We implemented a rating system on a site a while back that involves a link to a script. However, with the vast majority of ratings on the site at 3/5 and the ratings very even across 1-5 we're beginning to suspect that search engine crawlers etc. are getting through. The urls used look like this:

http://www.thesite.com/path/to/the/page/rate?uid=abcdefghijk&value=3

When we started we add the following to our robots.txt:

User-agent: *
Disallow: /rate

Is this incorrect or are googlebot and others simply ignoring our robots.txt?

+2  A: 

You should use POST for actions which change things as search engine usually do not submit forms. Additionally, this will prevent users who download your website recursively (e.g. with wget) from submitting tons of votes.

Depending on your site, handling voting though javascript might be a solution, too.

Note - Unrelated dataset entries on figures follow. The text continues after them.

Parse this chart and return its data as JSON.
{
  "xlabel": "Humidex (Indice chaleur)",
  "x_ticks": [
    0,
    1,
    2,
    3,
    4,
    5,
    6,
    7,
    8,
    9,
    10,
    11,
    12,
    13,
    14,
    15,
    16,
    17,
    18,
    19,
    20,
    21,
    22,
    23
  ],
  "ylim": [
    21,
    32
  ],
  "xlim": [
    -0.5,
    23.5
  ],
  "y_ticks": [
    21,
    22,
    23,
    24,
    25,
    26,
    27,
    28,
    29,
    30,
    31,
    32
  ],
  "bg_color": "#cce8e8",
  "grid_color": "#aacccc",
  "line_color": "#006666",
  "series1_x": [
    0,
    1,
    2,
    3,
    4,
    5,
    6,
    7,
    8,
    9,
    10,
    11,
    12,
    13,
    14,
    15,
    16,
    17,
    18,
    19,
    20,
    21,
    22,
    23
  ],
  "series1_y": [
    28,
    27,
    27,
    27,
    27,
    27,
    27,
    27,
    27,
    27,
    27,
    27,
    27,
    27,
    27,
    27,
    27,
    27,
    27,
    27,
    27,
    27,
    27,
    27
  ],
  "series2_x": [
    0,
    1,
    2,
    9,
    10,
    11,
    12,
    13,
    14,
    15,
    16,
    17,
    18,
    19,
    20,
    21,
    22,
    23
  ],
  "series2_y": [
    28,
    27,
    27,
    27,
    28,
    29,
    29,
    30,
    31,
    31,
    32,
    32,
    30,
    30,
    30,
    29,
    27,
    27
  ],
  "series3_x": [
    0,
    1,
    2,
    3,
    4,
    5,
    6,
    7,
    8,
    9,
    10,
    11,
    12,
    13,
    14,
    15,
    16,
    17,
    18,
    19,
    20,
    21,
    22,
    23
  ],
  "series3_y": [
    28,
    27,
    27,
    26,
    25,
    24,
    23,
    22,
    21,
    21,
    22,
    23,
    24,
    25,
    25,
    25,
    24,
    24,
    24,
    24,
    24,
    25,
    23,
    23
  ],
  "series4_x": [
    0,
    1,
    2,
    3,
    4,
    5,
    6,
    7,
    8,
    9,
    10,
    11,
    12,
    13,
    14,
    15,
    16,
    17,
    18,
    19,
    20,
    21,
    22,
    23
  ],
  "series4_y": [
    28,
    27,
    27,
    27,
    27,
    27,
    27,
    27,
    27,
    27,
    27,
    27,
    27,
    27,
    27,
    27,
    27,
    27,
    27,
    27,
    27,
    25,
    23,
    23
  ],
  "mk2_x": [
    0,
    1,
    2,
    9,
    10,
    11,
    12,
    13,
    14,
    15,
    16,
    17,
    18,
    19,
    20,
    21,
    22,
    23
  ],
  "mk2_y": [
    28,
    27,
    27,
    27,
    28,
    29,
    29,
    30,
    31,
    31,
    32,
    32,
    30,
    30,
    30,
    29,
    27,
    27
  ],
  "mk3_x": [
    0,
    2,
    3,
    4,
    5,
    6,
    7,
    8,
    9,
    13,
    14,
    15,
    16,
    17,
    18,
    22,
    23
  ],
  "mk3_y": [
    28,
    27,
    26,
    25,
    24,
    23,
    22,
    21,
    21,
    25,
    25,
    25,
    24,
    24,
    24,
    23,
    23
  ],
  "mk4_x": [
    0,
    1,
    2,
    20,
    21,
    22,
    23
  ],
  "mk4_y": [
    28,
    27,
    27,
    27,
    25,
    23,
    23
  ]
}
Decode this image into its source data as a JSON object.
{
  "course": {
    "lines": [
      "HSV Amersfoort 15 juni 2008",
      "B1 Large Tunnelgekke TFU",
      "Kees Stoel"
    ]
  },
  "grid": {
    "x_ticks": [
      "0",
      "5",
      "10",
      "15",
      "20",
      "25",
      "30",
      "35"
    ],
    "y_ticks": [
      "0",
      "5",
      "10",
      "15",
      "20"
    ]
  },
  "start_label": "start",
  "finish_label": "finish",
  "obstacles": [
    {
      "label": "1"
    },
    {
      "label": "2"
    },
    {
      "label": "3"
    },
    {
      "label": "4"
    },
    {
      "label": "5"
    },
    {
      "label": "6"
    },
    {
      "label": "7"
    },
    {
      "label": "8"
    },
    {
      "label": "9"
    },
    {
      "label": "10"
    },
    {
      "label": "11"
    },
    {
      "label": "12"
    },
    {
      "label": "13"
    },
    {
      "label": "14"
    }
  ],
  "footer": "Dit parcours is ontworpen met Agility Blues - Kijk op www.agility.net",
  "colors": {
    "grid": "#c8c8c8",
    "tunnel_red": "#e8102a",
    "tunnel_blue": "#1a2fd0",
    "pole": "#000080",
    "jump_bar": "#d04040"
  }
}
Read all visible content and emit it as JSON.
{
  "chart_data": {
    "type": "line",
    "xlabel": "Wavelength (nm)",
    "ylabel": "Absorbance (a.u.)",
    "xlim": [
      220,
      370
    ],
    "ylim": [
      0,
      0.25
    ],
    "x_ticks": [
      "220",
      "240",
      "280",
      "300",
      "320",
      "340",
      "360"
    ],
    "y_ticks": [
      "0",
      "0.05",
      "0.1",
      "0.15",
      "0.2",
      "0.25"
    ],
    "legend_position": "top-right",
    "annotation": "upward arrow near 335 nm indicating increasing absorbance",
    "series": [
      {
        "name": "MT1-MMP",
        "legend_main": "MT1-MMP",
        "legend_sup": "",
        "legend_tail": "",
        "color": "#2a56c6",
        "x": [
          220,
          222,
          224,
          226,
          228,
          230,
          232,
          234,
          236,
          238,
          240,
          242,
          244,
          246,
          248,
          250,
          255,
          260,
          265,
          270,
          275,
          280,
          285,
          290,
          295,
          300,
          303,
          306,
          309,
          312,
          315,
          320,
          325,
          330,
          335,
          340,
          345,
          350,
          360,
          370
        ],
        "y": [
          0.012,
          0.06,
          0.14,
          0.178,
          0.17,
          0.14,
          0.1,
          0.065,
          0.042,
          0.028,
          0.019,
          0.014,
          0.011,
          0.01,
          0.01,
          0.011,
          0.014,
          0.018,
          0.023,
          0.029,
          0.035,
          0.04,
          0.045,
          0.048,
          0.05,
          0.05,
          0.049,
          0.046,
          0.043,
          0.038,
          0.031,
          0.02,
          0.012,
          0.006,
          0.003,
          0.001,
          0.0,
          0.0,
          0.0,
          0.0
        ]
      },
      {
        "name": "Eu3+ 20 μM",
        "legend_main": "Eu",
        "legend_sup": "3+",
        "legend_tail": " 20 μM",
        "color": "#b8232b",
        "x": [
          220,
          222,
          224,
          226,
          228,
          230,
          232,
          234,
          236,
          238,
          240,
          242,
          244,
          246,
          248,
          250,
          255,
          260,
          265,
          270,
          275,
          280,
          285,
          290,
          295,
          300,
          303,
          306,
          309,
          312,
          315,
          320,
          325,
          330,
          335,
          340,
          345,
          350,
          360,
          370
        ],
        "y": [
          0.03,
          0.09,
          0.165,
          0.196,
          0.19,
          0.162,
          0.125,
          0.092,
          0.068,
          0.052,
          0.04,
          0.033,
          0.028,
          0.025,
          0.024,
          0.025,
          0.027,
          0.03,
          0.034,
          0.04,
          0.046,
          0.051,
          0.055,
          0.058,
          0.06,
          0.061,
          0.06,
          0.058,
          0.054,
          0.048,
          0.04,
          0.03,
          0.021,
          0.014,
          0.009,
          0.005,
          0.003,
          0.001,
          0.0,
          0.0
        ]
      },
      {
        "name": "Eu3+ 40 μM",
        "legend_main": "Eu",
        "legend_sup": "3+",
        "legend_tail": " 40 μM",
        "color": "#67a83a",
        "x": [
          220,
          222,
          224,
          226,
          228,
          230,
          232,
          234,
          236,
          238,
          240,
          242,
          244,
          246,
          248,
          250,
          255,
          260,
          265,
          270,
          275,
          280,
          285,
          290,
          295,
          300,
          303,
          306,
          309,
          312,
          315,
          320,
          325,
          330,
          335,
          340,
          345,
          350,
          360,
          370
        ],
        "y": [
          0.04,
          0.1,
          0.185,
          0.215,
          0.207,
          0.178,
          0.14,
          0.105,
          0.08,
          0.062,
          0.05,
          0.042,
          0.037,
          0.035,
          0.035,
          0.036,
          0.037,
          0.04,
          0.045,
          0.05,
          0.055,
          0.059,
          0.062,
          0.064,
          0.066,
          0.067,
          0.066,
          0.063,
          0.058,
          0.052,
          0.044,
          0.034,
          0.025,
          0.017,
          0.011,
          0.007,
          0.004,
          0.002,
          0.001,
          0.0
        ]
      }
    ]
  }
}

Regarding your robots.txt: It has to be in the root path - i.e. http://www.thesite.com/robots.txt - and if your rating system is at /blah/rate you need to use Disallow: /blah/rate instead of Disallow: /rate

ThiefMaster
Confirms my suspicions - I will look into modifying the rating so it either uses post or only accesses the /rate script at the root so /rate is actually correct. Thanks all
chrism
Please use POST. Using GET for any operations which perform actions which are not read-only is not a good idea unless it requires you to be logged in (e.g. a 'delete' link in an adminstration area would be ok)
ThiefMaster
I will, but as a quick fix for now (well closing the stable gate after the horse has bolted anyway) I will get it to execute the script at the root.
chrism
A: 

User-agent: *
Disallow: /path/to/the/page/rate

You have to use the full path.

Might want to read up here a bit: http://www.javascriptkit.com/howto/robots.shtml

RandyMorris
A: 

Looks incorrect to me. You're only disallowing access to http://www.thesite.com/rate (and pages below it IIRC). Plus some crawlers ignore robots.txt!

Better to make it so that ratings are only ever altered in response to a POST, rather than a GET. Search engines never use POST.